Our method demonstrated superior performance over both the pretrained Stardist model and a conventional watershed segmentation approach from our previous work [40]. Quantitative results confirm its effectiveness, achieving an average F1-score of $98.1\%$ for visually assessed nuclei and $97.4\%$ for expert-marked nuclei across 20 test images. These improvements were further supported by training–validation accuracy and loss curves, which illustrated stable convergence throughout the training process.

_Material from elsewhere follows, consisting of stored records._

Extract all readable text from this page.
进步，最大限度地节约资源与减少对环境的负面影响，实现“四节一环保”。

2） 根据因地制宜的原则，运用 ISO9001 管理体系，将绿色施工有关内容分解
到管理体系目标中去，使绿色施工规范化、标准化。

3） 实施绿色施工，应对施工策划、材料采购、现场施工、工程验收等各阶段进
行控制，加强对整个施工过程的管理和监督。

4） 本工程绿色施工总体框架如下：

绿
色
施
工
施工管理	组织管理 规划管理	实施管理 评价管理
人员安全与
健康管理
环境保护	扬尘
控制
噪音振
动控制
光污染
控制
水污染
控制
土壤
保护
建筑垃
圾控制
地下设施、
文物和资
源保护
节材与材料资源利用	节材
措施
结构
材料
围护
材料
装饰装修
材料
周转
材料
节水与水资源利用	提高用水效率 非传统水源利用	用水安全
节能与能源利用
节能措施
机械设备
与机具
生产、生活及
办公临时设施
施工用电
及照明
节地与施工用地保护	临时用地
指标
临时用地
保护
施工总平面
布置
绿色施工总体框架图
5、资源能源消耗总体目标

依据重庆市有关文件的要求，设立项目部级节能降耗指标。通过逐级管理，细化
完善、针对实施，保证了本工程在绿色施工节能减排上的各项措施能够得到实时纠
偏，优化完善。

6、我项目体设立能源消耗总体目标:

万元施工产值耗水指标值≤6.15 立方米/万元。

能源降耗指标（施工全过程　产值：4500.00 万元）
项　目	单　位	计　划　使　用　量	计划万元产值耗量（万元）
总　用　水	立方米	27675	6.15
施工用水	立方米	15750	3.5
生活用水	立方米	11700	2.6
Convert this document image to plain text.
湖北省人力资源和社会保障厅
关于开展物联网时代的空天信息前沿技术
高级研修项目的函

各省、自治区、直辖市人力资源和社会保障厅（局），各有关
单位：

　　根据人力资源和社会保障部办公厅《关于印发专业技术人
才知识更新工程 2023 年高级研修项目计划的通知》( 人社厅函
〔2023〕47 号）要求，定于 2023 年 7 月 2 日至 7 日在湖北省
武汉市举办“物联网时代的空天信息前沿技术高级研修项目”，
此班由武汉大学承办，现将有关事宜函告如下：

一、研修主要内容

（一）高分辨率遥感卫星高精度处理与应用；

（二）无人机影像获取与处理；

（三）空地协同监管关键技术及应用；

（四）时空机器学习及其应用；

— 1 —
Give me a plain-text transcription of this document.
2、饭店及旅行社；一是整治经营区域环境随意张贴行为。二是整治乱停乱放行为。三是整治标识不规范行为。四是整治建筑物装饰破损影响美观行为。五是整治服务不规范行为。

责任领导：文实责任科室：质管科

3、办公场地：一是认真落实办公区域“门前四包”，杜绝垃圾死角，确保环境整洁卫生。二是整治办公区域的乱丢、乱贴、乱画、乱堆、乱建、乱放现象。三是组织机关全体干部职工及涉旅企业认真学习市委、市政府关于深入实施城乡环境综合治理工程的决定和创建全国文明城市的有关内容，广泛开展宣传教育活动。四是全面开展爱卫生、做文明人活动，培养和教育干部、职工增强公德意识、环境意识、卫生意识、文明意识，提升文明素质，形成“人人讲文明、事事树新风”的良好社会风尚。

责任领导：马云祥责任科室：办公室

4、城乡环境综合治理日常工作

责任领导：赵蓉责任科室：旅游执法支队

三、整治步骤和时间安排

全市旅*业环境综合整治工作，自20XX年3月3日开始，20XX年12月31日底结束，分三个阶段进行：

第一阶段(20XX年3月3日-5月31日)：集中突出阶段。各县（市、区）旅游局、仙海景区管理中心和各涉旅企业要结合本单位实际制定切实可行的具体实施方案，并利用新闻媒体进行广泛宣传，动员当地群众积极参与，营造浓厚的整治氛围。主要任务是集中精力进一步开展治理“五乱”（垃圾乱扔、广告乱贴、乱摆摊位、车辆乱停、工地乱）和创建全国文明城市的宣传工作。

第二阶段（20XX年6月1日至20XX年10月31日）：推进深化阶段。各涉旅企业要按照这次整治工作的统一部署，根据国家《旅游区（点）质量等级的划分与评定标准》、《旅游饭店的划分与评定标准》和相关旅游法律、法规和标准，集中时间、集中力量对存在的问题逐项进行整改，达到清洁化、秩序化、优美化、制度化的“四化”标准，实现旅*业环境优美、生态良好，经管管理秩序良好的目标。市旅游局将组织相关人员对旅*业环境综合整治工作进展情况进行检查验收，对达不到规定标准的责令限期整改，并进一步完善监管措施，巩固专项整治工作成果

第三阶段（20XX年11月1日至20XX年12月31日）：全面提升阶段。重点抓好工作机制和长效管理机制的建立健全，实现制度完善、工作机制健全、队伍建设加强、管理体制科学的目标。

Currently in the testing phase, the framework has been integrated with the Cytomine platform to facilitate clinical deployment. This paves the way for real-time nuclei detection and HER2 scoring support within digital pathology workflows, offering greater consistency and efficiency for pathologists.

Future work will focus on expanding the dataset with more expert-annotated cases, enabling broader benchmarking and generalization. Additionally, we aim to extend the framework to include nuclei classification, signal quantification, and segmentation-based HER2 ratio calculation, contributing toward the automation of HER2 diagnostic scoring protocols.